Широкими шагами его величество двинулся вслед за почти бегущим мажордомом. Следом двинулись и слуги, и компаньонка… Но, одного взгляда короля хватило — все застыли на месте. Сдвинулись лишь когда венценосный гость завернул за угол.
— Вот, здесь. Но миледи очень расстраивается, если её отвлекают…
Почти оттолкнув мажордома, его величество на удивление осторожно приоткрыл дверь… И застыл на пороге, глядя в образовавшуюся щель. Потряс головой, не отрываясь от увиденного. Поманил медикуса и…
Мажордом распахнул глаза и рот — король, его величество, на цыпочках вошёл в мастерскую герцогини. Следом, так же соблюдая тишину, прокрался медикус. Дверь за ними бесшумно закрылась, не дав господину Демису заглянуть даже краешком глаза…
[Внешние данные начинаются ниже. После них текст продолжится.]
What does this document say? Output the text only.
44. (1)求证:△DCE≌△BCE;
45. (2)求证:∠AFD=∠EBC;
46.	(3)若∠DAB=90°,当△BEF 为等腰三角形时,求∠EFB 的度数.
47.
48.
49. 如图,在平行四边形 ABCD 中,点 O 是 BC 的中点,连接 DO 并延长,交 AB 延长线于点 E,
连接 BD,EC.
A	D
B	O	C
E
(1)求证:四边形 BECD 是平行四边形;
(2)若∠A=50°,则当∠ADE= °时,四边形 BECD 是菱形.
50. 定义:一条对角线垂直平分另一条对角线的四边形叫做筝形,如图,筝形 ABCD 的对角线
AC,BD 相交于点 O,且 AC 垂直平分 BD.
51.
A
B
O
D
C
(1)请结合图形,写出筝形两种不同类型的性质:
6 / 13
Мужчины в комнате стояли у двери, не решаясь пошевелиться. Расширенными от потрясения глазами они смотрели на открывшуюся картину.
В комнате сидела молодая женщина с распущенными, едва подвязанными лентой тёмными, почти чёрными, волосами, концы которых на пару ладоней светились переливавшимся серебром, и быстро, ритмично двигала руками. Она даже не обратила внимания на вошедших. Только звонкий быстрый перестук коклюшек нарушал царившую в комнате тишину. Он звучал, решительный, жёсткий, будто бы призывая к бою. Нитки ложились, свиваясь в узор. Кружево, коклюшки, сама кружевница, особенно её руки, отливали серебром, едва заметным в ярком свете лампы, освещавшей работу мастерицы.